Stress Mohr Circle

Classical Description

Classical description can be found HERE. Figure show the convention of negative value for shear positive in the x surface of the elemental cube

Vector Rotation

The global reference system components of the tension on a plane whose normal is represented by the vector

$$\left( \begin{array}{c} cos(\theta) \\ sin(\theta) \end{array} \right)$$

can be expressed by

$$\left( \begin{array}{c} p_x \\ p_y \end{array} \right)$$

and it is determined by the following inner product

$$\left( \begin{array}{c} p_x \\ p_y \end{array} \right) = \left( \begin{array}{cc} \sigma_x & \tau_{xy} \\ \tau_{xy} & \sigma_y \end{array} \right) \cdot \left( \begin{array}{c} cos(\theta) \\ sin(\theta) \end{array} \right)$$

The classical Mohr-Coulomb limit yelding law for cohesive-friction material assign a relationship between the normal and tangential components of the streeses.
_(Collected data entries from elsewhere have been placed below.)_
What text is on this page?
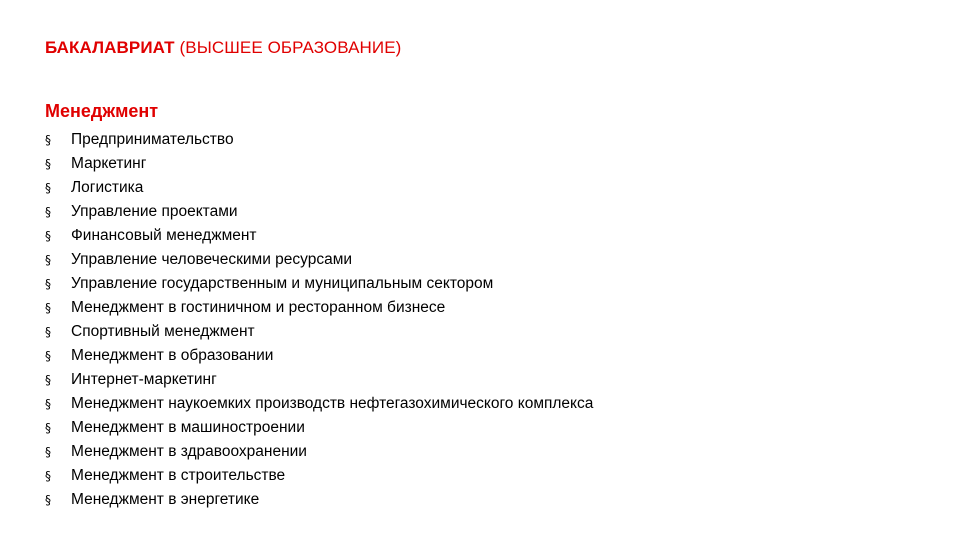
БАКАЛАВРИАТ (ВЫСШЕЕ ОБРАЗОВАНИЕ)
Менеджмент
§	Предпринимательство
§	Маркетинг
§	Логистика
§	Управление проектами
§	Финансовый менеджмент
§	Управление человеческими ресурсами
§	Управление государственным и муниципальным сектором
§	Менеджмент в гостиничном и ресторанном бизнесе
§	Спортивный менеджмент
§	Менеджмент в образовании
§	Интернет-маркетинг
§	Менеджмент наукоемких производств нефтегазохимического комплекса
§	Менеджмент в машиностроении
§	Менеджмент в здравоохранении
§	Менеджмент в строительстве
§	Менеджмент в энергетике
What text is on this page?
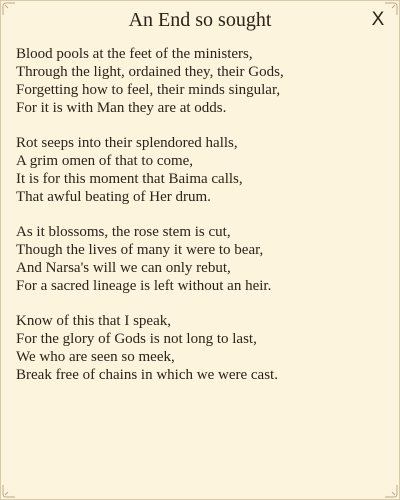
An End so sought	X
Blood pools at the feet of the ministers,
Through the light, ordained they, their Gods,
Forgetting how to feel, their minds singular,
For it is with Man they are at odds.
Rot seeps into their splendored halls,
A grim omen of that to come,
It is for this moment that Baima calls,
That awful beating of Her drum.
As it blossoms, the rose stem is cut,
Though the lives of many it were to bear,
And Narsa's will we can only rebut,
For a sacred lineage is left without an heir.
Know of this that I speak,
For the glory of Gods is not long to last,
We who are seen so meek,
Break free of chains in which we were cast.
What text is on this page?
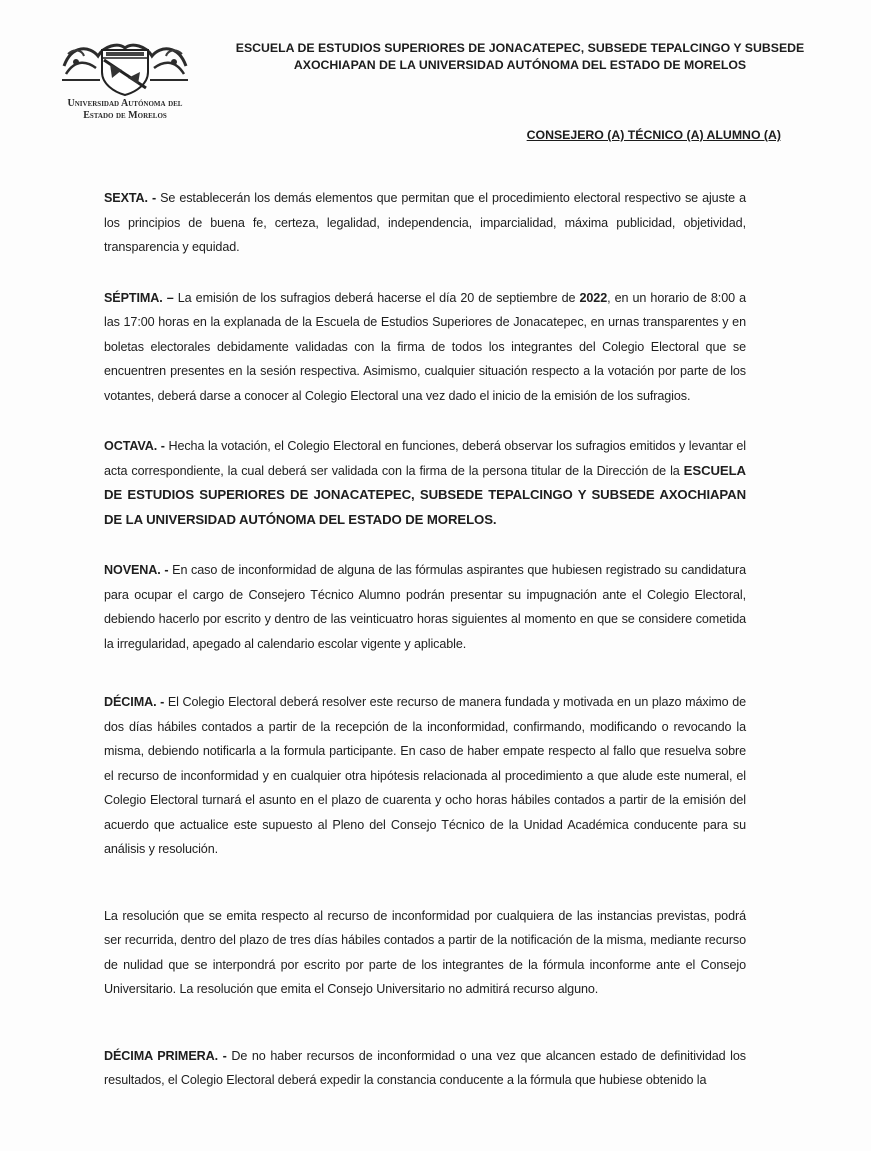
Universidad Autónoma del
Estado de Morelos
ESCUELA DE ESTUDIOS SUPERIORES DE JONACATEPEC, SUBSEDE TEPALCINGO Y SUBSEDE AXOCHIAPAN DE LA UNIVERSIDAD AUTÓNOMA DEL ESTADO DE MORELOS
CONSEJERO (A) TÉCNICO (A) ALUMNO (A)

SEXTA. - Se establecerán los demás elementos que permitan que el procedimiento electoral respectivo se ajuste a los principios de buena fe, certeza, legalidad, independencia, imparcialidad, máxima publicidad, objetividad, transparencia y equidad.

SÉPTIMA. – La emisión de los sufragios deberá hacerse el día 20 de septiembre de 2022, en un horario de 8:00 a las 17:00 horas en la explanada de la Escuela de Estudios Superiores de Jonacatepec, en urnas transparentes y en boletas electorales debidamente validadas con la firma de todos los integrantes del Colegio Electoral que se encuentren presentes en la sesión respectiva. Asimismo, cualquier situación respecto a la votación por parte de los votantes, deberá darse a conocer al Colegio Electoral una vez dado el inicio de la emisión de los sufragios.

OCTAVA. - Hecha la votación, el Colegio Electoral en funciones, deberá observar los sufragios emitidos y levantar el acta correspondiente, la cual deberá ser validada con la firma de la persona titular de la Dirección de la ESCUELA DE ESTUDIOS SUPERIORES DE JONACATEPEC, SUBSEDE TEPALCINGO Y SUBSEDE AXOCHIAPAN DE LA UNIVERSIDAD AUTÓNOMA DEL ESTADO DE MORELOS.

NOVENA. - En caso de inconformidad de alguna de las fórmulas aspirantes que hubiesen registrado su candidatura para ocupar el cargo de Consejero Técnico Alumno podrán presentar su impugnación ante el Colegio Electoral, debiendo hacerlo por escrito y dentro de las veinticuatro horas siguientes al momento en que se considere cometida la irregularidad, apegado al calendario escolar vigente y aplicable.

DÉCIMA. - El Colegio Electoral deberá resolver este recurso de manera fundada y motivada en un plazo máximo de dos días hábiles contados a partir de la recepción de la inconformidad, confirmando, modificando o revocando la misma, debiendo notificarla a la formula participante. En caso de haber empate respecto al fallo que resuelva sobre el recurso de inconformidad y en cualquier otra hipótesis relacionada al procedimiento a que alude este numeral, el Colegio Electoral turnará el asunto en el plazo de cuarenta y ocho horas hábiles contados a partir de la emisión del acuerdo que actualice este supuesto al Pleno del Consejo Técnico de la Unidad Académica conducente para su análisis y resolución.

La resolución que se emita respecto al recurso de inconformidad por cualquiera de las instancias previstas, podrá ser recurrida, dentro del plazo de tres días hábiles contados a partir de la notificación de la misma, mediante recurso de nulidad que se interpondrá por escrito por parte de los integrantes de la fórmula inconforme ante el Consejo Universitario. La resolución que emita el Consejo Universitario no admitirá recurso alguno.

DÉCIMA PRIMERA. - De no haber recursos de inconformidad o una vez que alcancen estado de definitividad los resultados, el Colegio Electoral deberá expedir la constancia conducente a la fórmula que hubiese obtenido la
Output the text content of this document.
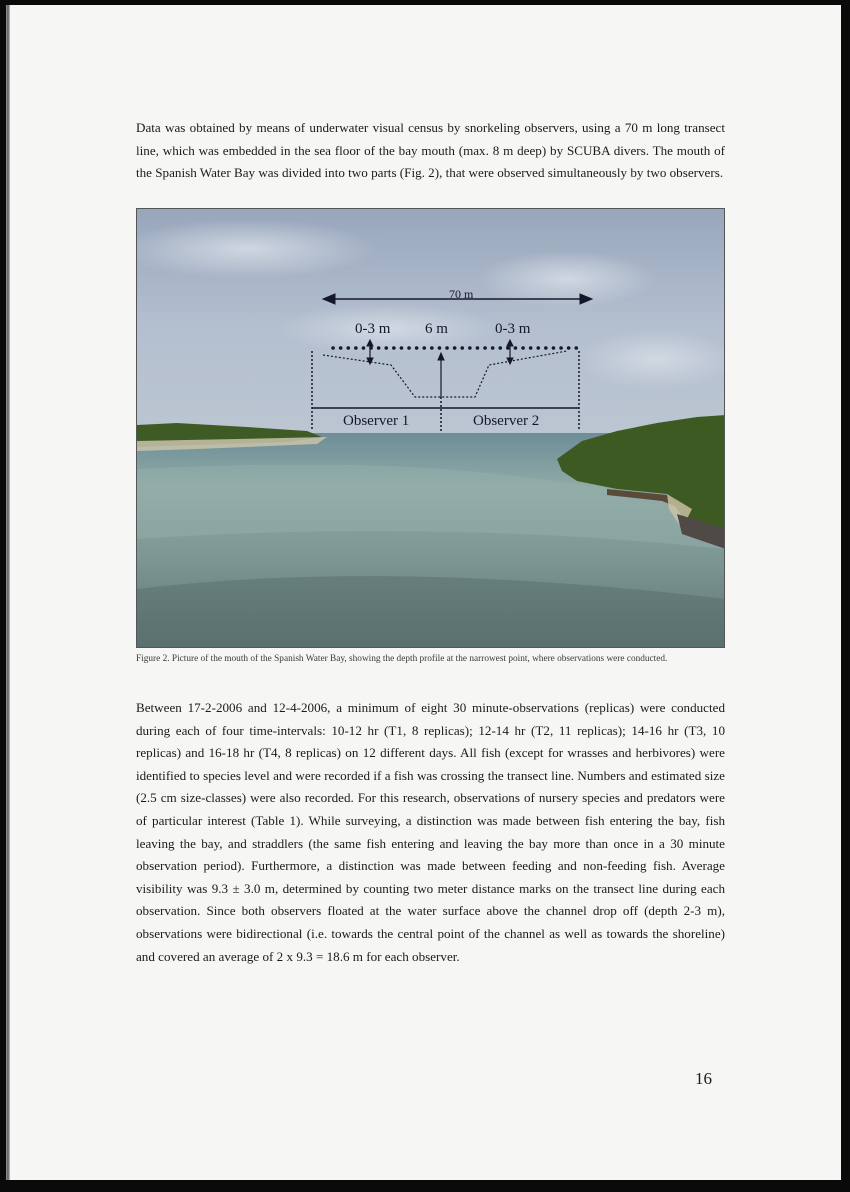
Data was obtained by means of underwater visual census by snorkeling observers, using a 70 m long transect line, which was embedded in the sea floor of the bay mouth (max. 8 m deep) by SCUBA divers. The mouth of the Spanish Water Bay was divided into two parts (Fig. 2), that were observed simultaneously by two observers.

70 m
0-3 m 6 m	0-3 m
Observer 1	Observer 2
Figure 2. Picture of the mouth of the Spanish Water Bay, showing the depth profile at the narrowest point, where observations were conducted.

Between 17-2-2006 and 12-4-2006, a minimum of eight 30 minute-observations (replicas) were conducted during each of four time-intervals: 10-12 hr (T1, 8 replicas); 12-14 hr (T2, 11 replicas); 14-16 hr (T3, 10 replicas) and 16-18 hr (T4, 8 replicas) on 12 different days. All fish (except for wrasses and herbivores) were identified to species level and were recorded if a fish was crossing the transect line. Numbers and estimated size (2.5 cm size-classes) were also recorded. For this research, observations of nursery species and predators were of particular interest (Table 1). While surveying, a distinction was made between fish entering the bay, fish leaving the bay, and straddlers (the same fish entering and leaving the bay more than once in a 30 minute observation period). Furthermore, a distinction was made between feeding and non-feeding fish. Average visibility was 9.3 ± 3.0 m, determined by counting two meter distance marks on the transect line during each observation. Since both observers floated at the water surface above the channel drop off (depth 2-3 m), observations were bidirectional (i.e. towards the central point of the channel as well as towards the shoreline) and covered an average of 2 x 9.3 = 18.6 m for each observer.

16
The previous relation has to be projected to the on the n-t plane

Using trigonometric identity

$$\sigma_n = \left( p_x \quad{,}\quad p_y \right) \cdot \left( \begin{array}{c} cos(\theta) \\ sin(\theta) \end{array} \right)$$

$$\tau_n = \left( p_x \quad{,}\quad p_y \right) \cdot \left( \begin{array}{c} -sin(\theta) \\ cos(\theta) \end{array} \right)$$

expanding

$$\sigma_n = \sigma_y + \frac{(\sigma_x-\sigma_y)}{2} + \frac{(\sigma_x-\sigma_y)}{2} cos(2 \theta) + \tau_{xy} sin(2 \theta)$$

$$\tau_{nt} = \frac{(\sigma_x-\sigma_y)}{2} sin(2 \theta) + \tau_{xy} cos(2 \theta)$$

After recognizing the mean tension:

$$\sigma_m = \sigma_y + \frac{(\sigma_x-\sigma_y)}{2}$$

one can consider the vector from the mean pressure to the point representative of stress \( \left( \sigma_x \quad{,}\quad \tau_{xy} \right) \) with component (blue vector in the following figure):

$$\left( \begin{array}{c} \sigma_0 \\ \tau_0 \end{array} \right) $$

hence follow

$$\left( \begin{array}{c} \sigma_x \\ \tau_{xy} \end{array} \right) = \left( \begin{array}{c} \sigma_m \\ 0 \end{array} \right) + \left( \begin{array}{c} \sigma_0 \\ \tau_0 \end{array} \right)$$

$$\left( \begin{array}{c} \sigma_0 \\ \tau_0 \end{array} \right) = \left( \begin{array}{c} \sigma_x - \sigma_m \\ \tau_{xy} \end{array} \right)$$

Then the vector representing the stress on the surface of normal " n " rotated of an angle \(\theta\) respect to the "x" axis with tail at the mean pressure point, represented by the point \( \left( \sigma_n \,, \tau_n \right) \) in the stress plane, is represented by the vector rotated of \( \beta \) degrees respect to the vector \( \left( \sigma_0 \,, \tau_0 \right) \) :

the angle \( \beta \) results

$$\beta=2\theta$$

Finally

$$\left( \begin{array}{c} \sigma_{\theta} \\ \tau_{\theta} \end{array} \right) = \left( \begin{array}{cc} cos(2\theta) & sin(2 \theta) \\ -sin(2\theta) & cos(2 \theta) \end{array} \right) \cdot \left( \begin{array}{c} \sigma_0 \\ \tau_0 \end{array} \right)$$

the above vector equation represents the rotation (negative) transformation of the vector at the right hand member where \( \sigma_{\theta} \) and \( \tau_{\theta} \) are the components of the dotted vector.

Limit Plastic State

considering the standard state of stress of a point in the soil mass
the vector representing the palstic state is obtained rotating the vector "0" till the tangent point between the circle and the limit line

the plane experiencing the limit state of stress can be obtained rotating the passive state of stress of
$$-\frac{\frac{\pi}{2}+\phi}{2}$$
or the active state of stress of
$$\frac{\frac{\pi}{2}-\phi}{2}$$

-- RobertoBernetti - 01 Jul 2011